Use of the MoCA in Detecting Early Alzheimer's Disease in a Spanish-Speaking Population With Varied Levels of Education

Yan Zhou et al. Dement Geriatr Cogn Dis Extra. .
Free PMC article

Abstract

Background/aims: Performance on the Montreal Cognitive Assessment (MoCA) has been demonstrated to be dependent on the educational level. The purpose of this study was to identify how to best adjust MoCA scores and to identify MoCA items most sensitive to cognitive decline in incipient Alzheimer's disease (AD) in a Spanish-speaking population with varied levels of education.
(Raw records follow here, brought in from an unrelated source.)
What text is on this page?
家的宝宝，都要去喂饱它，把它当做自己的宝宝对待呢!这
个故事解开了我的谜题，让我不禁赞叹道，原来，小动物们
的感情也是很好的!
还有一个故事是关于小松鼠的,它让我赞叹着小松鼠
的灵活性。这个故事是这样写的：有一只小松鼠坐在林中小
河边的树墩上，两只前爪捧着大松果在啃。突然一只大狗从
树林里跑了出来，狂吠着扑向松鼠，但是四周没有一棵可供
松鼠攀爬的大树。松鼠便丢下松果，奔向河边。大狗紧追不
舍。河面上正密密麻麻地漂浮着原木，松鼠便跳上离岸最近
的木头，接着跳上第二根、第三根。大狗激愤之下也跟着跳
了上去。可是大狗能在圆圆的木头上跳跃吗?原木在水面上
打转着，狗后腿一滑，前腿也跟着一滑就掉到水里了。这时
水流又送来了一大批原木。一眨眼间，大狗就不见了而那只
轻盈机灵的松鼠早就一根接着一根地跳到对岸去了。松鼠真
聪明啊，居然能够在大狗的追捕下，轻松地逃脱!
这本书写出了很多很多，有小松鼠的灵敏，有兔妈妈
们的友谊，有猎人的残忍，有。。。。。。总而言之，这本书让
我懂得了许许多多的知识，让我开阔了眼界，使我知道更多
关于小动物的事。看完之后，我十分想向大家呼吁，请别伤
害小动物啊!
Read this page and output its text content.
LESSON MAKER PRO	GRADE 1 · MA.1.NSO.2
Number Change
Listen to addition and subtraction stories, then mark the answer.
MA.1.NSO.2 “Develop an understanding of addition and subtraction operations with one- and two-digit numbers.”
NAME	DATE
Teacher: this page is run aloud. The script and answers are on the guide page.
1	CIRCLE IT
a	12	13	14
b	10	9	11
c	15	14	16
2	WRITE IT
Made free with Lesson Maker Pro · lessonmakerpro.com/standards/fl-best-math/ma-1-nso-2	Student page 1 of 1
Methods: We analyzed data from 50 Spanish-speaking participants. We examined the pattern of diagnosis-adjusted MoCA residuals in relation to education and compared four alternative score adjustments using bootstrap sampling. Sensitivity and specificity analyses were performed for the raw and each adjusted score. The interval reliability of the MoCA as well as item discrimination and item validity were examined.

Results: We found that with progressive compensation added for those with lower education, unexplained residuals decreased and education-residual association moved to zero, suggesting that more compensation was necessary to better adjust MoCA scores in those with a lower educational level. Cube copying, sentence repetition, delayed recall, and orientation were most sensitive to cognitive impairment due to AD.

Conclusion: A compensation of 3-4 points was needed for <6 years of education. Overall, the Spanish version of the MoCA maintained adequate psychometric properties in this population.

Keywords: Alzheimer's disease; Dementia; Education; Hispanic population; Latino population; Mild cognitive impairment; Montreal Cognitive Assessment; Screening; Spanish-speaking population.

Figures

Fig. 1
Fig. 1
Scatter plot of diagnosis-adjusted MoCA residuals and years of education. The solid line is the zero reference line, and the dashed line represents the best fit regression line.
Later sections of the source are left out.